As a consumer in North America, it's not easy. Japan has stronger national regulations, however, and beverage bottles universally have labels with either perforated strips or peel-up corners, to facilitate removal. Plastic caps are also easily removed from glass bottles - peel the cover back and it splits in half and releases from the bottle.

So, agreed on your final point. It can be done easily, and not necessarily at additional cost. Manufacturers just haven't been motivated to do so.

1 comments

> As a consumer in North America, it's not easy. Japan has stronger national regulations, however, and beverage bottles universally have labels with either perforated strips or peel-up corners, to facilitate removal. Plastic caps are also easily removed from glass bottles - peel the cover back and it splits in half and releases from the bottle.

OTOH Japan wraps pretty much everything in plastic, usually multiple times over.

And they burn their garbage, turning thin-film plastics into fuel pretty much as cleanly as the stock used to make the plastic. I much prefer that to making a huge hill with poorly-compacted trash, covering with soil and claiming "problem solved".

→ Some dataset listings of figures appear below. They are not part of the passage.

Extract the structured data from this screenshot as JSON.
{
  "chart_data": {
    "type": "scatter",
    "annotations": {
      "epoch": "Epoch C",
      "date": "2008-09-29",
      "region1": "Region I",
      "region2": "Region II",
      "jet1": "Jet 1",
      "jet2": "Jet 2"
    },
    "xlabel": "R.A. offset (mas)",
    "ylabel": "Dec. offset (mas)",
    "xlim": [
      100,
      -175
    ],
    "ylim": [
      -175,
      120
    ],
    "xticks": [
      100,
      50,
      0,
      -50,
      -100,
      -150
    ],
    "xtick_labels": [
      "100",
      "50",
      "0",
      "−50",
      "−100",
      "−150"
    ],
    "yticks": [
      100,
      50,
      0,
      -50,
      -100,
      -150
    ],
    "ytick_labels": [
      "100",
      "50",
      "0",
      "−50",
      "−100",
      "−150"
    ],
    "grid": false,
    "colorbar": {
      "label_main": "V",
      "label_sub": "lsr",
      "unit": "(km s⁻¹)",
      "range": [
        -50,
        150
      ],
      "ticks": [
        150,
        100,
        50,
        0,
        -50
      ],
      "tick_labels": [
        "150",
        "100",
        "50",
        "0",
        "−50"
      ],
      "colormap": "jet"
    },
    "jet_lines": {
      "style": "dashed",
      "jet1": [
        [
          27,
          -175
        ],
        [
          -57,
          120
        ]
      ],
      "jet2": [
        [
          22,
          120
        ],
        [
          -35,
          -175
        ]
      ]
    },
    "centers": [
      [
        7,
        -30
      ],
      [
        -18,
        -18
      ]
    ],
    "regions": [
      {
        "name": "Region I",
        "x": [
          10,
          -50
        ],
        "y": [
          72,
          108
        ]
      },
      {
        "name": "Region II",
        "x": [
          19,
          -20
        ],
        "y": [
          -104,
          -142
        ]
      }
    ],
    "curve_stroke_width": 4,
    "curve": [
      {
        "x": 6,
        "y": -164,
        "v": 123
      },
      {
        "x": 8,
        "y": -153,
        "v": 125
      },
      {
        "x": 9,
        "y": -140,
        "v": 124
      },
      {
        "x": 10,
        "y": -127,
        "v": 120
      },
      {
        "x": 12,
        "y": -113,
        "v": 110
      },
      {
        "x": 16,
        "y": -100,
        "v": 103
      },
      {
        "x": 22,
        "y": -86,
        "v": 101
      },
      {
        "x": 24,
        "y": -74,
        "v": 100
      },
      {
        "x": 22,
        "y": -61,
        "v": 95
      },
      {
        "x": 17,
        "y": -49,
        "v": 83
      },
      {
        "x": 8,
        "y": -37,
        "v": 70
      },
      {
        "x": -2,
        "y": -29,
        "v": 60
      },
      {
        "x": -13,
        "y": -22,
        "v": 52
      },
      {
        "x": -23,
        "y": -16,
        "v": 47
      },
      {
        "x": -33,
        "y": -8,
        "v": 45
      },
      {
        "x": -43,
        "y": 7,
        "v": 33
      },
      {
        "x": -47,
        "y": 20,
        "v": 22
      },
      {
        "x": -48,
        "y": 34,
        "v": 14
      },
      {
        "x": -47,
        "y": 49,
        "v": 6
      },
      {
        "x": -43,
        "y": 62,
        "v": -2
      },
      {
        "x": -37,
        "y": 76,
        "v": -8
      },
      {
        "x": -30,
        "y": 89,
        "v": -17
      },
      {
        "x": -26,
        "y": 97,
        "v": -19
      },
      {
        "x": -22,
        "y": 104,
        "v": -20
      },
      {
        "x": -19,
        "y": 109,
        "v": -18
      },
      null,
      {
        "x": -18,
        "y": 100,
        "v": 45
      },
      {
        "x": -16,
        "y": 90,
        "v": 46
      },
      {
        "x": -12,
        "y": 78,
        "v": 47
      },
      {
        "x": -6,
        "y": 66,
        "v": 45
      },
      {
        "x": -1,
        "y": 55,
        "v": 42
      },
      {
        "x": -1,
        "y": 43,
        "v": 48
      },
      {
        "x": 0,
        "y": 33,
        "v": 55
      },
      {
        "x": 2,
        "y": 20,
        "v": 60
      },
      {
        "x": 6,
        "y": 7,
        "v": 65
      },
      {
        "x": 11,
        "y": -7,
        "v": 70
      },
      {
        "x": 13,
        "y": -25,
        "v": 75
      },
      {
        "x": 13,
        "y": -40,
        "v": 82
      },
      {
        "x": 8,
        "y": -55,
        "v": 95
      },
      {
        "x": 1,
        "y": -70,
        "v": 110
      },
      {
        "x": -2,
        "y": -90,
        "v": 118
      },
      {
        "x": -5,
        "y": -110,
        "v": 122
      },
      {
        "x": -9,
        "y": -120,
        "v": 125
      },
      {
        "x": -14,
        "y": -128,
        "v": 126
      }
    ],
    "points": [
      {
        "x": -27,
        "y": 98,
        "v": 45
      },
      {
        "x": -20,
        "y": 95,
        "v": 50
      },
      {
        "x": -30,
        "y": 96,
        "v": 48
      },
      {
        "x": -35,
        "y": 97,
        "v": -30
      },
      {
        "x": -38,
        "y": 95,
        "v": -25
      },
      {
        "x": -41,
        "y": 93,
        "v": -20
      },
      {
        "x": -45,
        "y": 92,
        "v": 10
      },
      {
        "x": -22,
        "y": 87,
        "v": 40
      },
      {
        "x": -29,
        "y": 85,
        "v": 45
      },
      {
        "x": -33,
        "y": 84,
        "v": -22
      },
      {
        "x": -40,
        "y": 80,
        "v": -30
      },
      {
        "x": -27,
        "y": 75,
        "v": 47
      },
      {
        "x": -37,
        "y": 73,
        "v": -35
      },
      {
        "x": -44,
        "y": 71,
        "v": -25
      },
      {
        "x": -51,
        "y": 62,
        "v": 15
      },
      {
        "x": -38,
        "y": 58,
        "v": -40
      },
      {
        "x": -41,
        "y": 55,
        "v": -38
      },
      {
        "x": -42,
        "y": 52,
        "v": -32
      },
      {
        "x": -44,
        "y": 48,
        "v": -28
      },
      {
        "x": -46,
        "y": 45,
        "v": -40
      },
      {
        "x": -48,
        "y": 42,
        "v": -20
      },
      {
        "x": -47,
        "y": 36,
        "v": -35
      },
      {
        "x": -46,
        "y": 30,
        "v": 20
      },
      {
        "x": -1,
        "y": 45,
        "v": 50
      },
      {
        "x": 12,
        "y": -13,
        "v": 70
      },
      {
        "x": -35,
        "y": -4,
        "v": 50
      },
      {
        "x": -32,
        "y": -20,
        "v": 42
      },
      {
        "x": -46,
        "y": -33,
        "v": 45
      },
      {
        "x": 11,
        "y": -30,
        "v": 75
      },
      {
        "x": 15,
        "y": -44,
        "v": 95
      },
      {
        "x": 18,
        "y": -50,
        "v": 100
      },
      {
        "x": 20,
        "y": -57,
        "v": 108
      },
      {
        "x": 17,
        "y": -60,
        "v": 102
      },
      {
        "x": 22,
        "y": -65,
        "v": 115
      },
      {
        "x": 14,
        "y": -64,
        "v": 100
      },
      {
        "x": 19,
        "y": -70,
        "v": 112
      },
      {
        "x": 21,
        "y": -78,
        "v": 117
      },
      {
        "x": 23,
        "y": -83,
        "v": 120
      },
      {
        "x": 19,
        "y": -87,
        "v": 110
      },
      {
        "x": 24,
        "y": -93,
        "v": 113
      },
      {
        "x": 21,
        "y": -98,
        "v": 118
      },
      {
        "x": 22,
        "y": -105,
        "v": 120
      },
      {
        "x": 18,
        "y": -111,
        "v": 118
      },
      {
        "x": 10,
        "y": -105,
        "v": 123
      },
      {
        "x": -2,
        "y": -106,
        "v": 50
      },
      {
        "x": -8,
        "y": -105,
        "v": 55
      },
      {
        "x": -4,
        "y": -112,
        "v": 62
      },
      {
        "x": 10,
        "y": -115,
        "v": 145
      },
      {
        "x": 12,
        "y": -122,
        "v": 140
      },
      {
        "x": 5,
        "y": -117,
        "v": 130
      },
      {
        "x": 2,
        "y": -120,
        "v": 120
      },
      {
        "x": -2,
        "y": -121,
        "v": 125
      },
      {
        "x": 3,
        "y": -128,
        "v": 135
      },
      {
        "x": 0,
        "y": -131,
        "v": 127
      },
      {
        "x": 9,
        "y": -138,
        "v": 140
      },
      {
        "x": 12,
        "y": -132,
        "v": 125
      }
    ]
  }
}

Their usage of plastic is higher in some specific instances (omiyage, cookie or snack packages, and convenience stores come to mind), but equivalent to North America in others (standard meat comes in a shrink-wrapped styrofoam tray, vegetables/fruit come loose or a single layer of packaging, grocery stores charge for plastic bags). Despite the meme, I don't think their plastic usage is all that significantly higher outside a few specific instances.